While China and India are exceptional VC magnets, venture capitalists are taking a growing interest in other emerging economies as well;  economies as diverse as Brazil, Egypt, Kenya, Nigeria, and Russia are attracting increased attention from venture capitalists. Independent VCs (IVCs) are not the only venture capitalists who may back entrepreneurial firms. Many companies also have corporate venture programs, usually implemented as a strategic choice to complement internal R&D programs. Although corporate VC (CVC) is significantly smaller than IVC in terms of its investment volume, for a meaningful number of startups it is an important source of entrepreneurial finance. CVC investments are not necessarily motivated by the same objectives as IVC investments; while the latter are generally driven by financial return expectations, CVC investments are often strategic and linked to the business interests of the corporation. Recent empirical studies suggest that government-sponsored and private VC are complementary. Public funding should not take place in isolation; unless governments endeavor to improve the business environment in which entrepreneurship can thrive, their role as venture capitalists is likely to be ineffective

Emerging markets are also seeing the rise of non-institutional forms of entrepreneurial finance, specifically angel investing, incubators, and crowd investing. Like VC, angel investing is increasingly a global phenomenon, with a growing number of angel groups forming in emerging economies. While business accelerators and incubators may provide only a small amount of funding to startups, the mentoring these programs provide can be critical for entrepreneurs. While emerging online platforms may have the ability to achieve a superior match between entrepreneurs and investors, we note that a number of important challenges remain before crowd investing can achieve the same scale as angel and VC investing. These challenges lie especially in informational asymmetries, inadequate due diligence, potential herding behavior, the lack of bespoke contractual arrangements and the absence of clearly defined exits for investments. While these non-institutional sources of funding are still embryonic, volumes are growing rapidly. In China, for instance, business crowd-lending totaled less than $1.5 billion in 2013. Two years later, the volume already exceeded $40 billion.

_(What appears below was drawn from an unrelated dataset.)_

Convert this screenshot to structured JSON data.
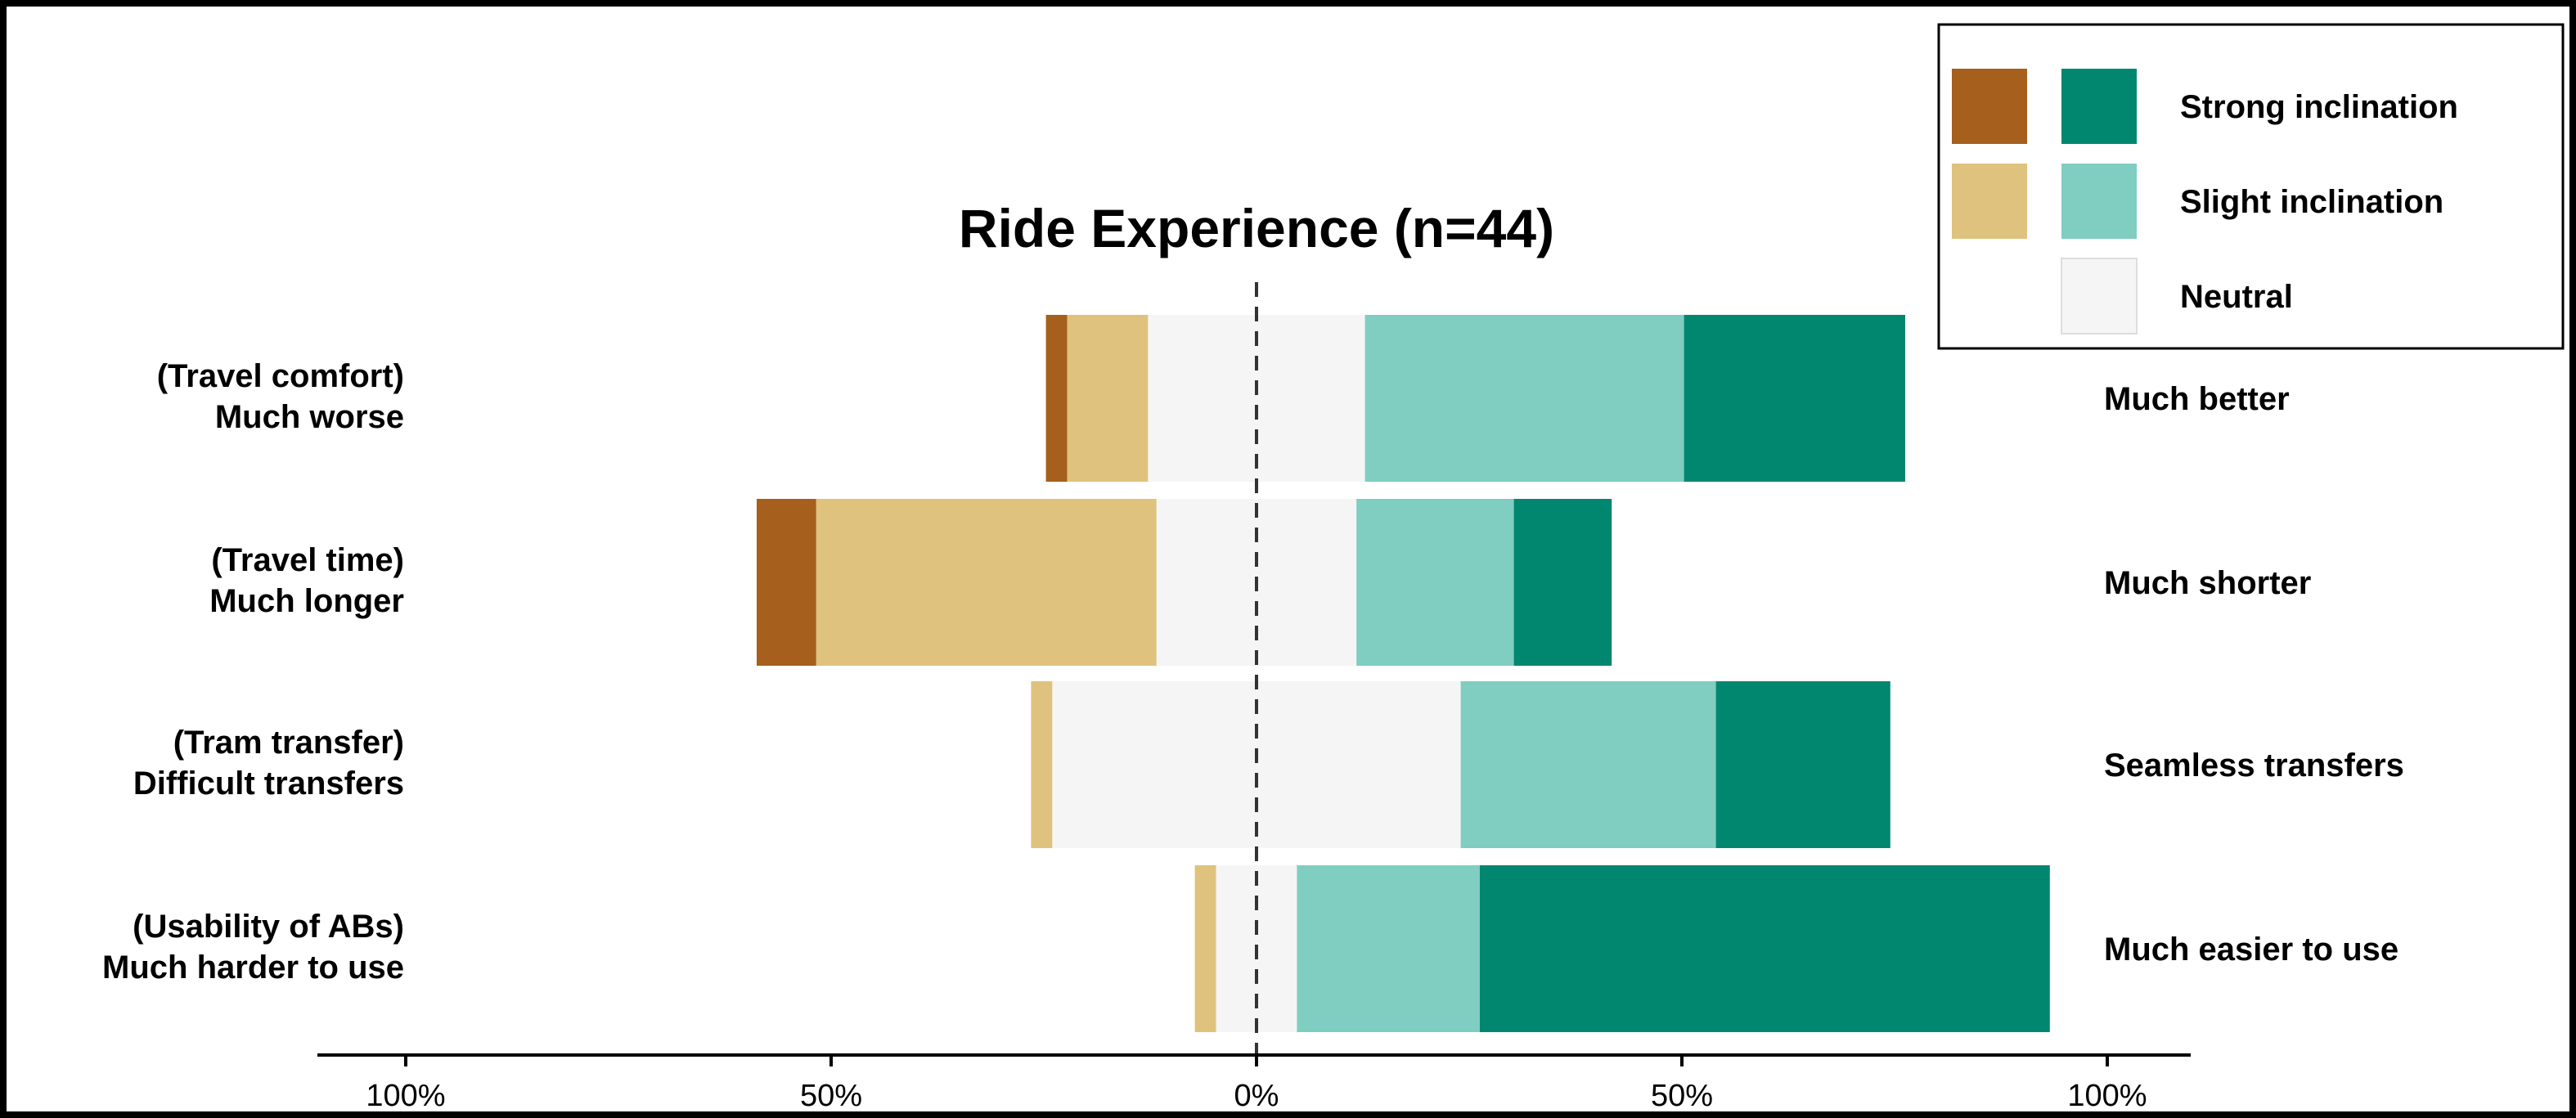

To distill and illustrate lessons from emerging innovation leaders like China and India, we also studied Chinese and Indian digital economy leaders Tencent and Flipkart. As these companies form Google-like innovation ecosystems, they (and others like them) begin to cross borders and become global change-makers, accelerating innovation, job creation, and economic development at home and abroad. Both Tencent and Flipkart were initially backed by venture capital. Further, Tencent has today become a major provider of venture capital itself, backing a significant number of entrepreneurial firms that have emerged as unicorns – startups valued at $1 billion or more.

We see a continued rise in the focus on innovation and entrepreneurship in emerging markets. This will require an increase in both the breadth of and depth of the channels of financing available for entrepreneurship and innovation. Lessons can be taken from developed markets, but emerging markets will have to create financing environments that are also tailored to their unique contexts.